Just as a thought, have you considered Rally? Lots to think about for both you and your dog, but it's nowhere near as physically demanding as agility (you only do jumps for instance in higher levels). Lower levels are all on lead but there's lots to think about and it tests lots of your basic cues especially sits, wait, and really good heelwork. Good rally is all about a really fantastic relationship between you and your dog - I love it, it's fascinating and is a good mental workout for us both. At the other end of the spectrum you often see elderly dogs (and handlers!) doing very well at it. And we've had several agility dogs in class when they're too young to compete as many of the exercises are transferable skills and are great for building focus and concentration.

user1486071876 Sat 25-Feb-17 19:43:40

You can do a lot of foundation work with agility with young dogs obviously not jumping or twisting until they are older.

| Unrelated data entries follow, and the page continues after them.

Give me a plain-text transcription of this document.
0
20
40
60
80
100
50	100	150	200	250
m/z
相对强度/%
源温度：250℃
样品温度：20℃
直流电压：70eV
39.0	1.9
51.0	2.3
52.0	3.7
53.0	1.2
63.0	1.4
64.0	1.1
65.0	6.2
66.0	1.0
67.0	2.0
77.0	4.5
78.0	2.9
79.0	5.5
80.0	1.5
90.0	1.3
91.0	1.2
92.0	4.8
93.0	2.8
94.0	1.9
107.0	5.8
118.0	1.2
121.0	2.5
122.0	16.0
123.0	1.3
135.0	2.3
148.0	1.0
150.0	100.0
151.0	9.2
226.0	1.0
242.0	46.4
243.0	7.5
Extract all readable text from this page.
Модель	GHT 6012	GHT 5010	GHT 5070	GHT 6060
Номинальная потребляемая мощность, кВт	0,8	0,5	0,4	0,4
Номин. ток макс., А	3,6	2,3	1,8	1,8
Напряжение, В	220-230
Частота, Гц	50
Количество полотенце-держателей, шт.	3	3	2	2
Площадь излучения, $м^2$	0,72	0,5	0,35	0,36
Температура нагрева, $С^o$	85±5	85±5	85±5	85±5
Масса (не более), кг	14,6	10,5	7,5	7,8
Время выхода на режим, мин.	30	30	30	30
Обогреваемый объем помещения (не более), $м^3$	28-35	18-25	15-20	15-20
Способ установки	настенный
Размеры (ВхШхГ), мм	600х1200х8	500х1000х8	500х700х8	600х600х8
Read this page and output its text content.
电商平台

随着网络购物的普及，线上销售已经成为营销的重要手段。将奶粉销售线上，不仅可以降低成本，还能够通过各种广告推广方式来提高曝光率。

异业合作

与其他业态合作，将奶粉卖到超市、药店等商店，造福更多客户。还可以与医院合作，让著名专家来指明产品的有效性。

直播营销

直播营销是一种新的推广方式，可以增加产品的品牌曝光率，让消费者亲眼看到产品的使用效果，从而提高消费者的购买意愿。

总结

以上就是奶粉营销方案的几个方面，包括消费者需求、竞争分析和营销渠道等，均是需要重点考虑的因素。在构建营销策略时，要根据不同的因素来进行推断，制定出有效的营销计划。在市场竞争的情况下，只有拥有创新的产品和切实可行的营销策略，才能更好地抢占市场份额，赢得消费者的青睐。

I would be working at encouraging toy play. Toy play and tugging is great for agility to help with drive and reward. Tug with different toys and to switch when you are tugging to get your dog playing with you regardless of the toy you are playing with. Tug in different locations, at home on walks, near children, play areas, by the road (Obviously if safe!) Tug with distractions around - eg food on the floor tug then release to the food.

I would also be working on teaching your dog to target - so get your dog to touch you hand with his nose and reward this - hands are very important in agility and the dog needs to love you hand.

I would also teach a nose touch onto a target - this is fun to teach anyway but can also help with contacts (even if you do decide to do running contacts which is probably not what you will do with your first dog.

With toy play teach your dog to run onto the toy - this helps to build drive and also the dog to learn to run alongside you.

nothoughts Sat 25-Feb-17 19:44:38

That's interesting. I know nothing about rally. I'll have a look into it. I'm not that bothered about competing as such I just want some thing to keep his brain working. He definitely needs to work on his lead and heelwork. It's the area we are most struggling with.